Statistical Methods For Mineral Engineers Extra Quality

): Screen a large number of factors (e.g., impeller speed, solids concentration, gas holdup) to identify which ones significantly impact recovery.

Identifies data points that fall beyond a specific number of standard deviations from the mean.

(such as Kriging) allows engineers to interpolate data between drill holes, creating a 3D model of the resource that dictates the entire mine plan. 2. Design of Experiments (DoE)

Occurs when particles are incorrectly excluded or included by the sampler head due to bouncing or splashing. Statistical Methods For Mineral Engineers

) as a function of ore hardness (Bond Work Index), feed size ( F80cap F sub 80 ), and mill power draw:

Statistical methods are essential for mineral engineers to manage the inherent variability in geological materials and processing plant performance. These tools enable data-driven decisions during exploration, ore characterization, and plant optimization.

Dispersion metrics quantify process stability. Variance and standard deviation measure the spread of data around the mean. A high standard deviation in flotation feed grade signals unpredictable mineralogy, which requires immediate operator intervention. Probability Distributions in Mining ): Screen a large number of factors (e

Modern mineral processing plants generate thousands of data points every second via SCADA systems and online analyzers (e.g., courier XRF systems). Univariate statistics cannot handle this scale. Principal Component Analysis (PCA)

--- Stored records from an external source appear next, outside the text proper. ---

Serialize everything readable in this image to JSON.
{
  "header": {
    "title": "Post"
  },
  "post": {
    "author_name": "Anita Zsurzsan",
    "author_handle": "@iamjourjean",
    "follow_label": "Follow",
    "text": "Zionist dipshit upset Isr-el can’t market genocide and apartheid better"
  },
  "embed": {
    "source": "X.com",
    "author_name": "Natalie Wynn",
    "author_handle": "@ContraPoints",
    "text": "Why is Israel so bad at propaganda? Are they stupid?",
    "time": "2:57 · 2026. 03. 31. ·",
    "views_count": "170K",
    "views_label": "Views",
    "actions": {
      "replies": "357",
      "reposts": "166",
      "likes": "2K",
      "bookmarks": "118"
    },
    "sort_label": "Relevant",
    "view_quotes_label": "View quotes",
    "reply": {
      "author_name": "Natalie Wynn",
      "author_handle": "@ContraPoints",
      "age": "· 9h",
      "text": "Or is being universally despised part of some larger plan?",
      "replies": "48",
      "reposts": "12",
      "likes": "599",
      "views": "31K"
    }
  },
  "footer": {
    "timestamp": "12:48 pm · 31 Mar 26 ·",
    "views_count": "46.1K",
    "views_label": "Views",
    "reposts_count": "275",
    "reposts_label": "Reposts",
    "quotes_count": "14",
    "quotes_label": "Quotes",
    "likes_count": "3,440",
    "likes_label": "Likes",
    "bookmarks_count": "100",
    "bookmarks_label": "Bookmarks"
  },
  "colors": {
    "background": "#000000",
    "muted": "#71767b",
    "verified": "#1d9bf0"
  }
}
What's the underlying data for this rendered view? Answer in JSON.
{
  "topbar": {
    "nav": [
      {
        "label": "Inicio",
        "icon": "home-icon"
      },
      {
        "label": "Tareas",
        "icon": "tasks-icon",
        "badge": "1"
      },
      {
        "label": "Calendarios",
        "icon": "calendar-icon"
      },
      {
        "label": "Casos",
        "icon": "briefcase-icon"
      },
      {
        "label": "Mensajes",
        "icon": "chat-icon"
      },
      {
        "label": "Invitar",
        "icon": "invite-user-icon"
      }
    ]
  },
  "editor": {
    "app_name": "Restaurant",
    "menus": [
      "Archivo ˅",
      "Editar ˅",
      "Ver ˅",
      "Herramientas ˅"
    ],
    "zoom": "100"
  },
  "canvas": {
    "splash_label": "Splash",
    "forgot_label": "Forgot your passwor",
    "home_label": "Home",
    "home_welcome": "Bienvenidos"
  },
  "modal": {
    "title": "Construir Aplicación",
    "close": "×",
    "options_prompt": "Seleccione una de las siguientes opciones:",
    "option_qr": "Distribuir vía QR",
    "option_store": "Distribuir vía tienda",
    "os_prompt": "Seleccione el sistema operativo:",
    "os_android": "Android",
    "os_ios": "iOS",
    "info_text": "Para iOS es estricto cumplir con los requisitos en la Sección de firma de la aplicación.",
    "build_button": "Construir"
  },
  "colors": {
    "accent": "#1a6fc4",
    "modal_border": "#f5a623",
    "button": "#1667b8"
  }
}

Statistics provides the tools to quantify those errors and act on signal, not noise.

Control charts plot process data over time relative to calculated statistical limits, differentiating between common-cause variation (normal system noise) and special-cause variation (identifiable operational faults). not poor analysis.

Monitoring daily recovery, grind sizes, and thickener underflow

Following optimization, maintains that performance. Every process exhibits two types of variation: common cause (inherent, stable noise) and special cause (assignable to a specific event like a bin blockage or a sensor failure). Using control charts (e.g., X-bar and R charts), an engineer monitors key performance indicators (KPIs) such as concentrate grade or tailings recovery. When a data point falls outside the statistically calculated control limits, it signals that the process is likely out of control and requires investigation. SPC acts as an early warning system, preventing off-spec product or excessive metal loss before it occurs, shifting the engineer’s role from reactive firefighting to proactive management.

Over 50% of plant metallurgical balance errors originate from poor sampling, not poor analysis.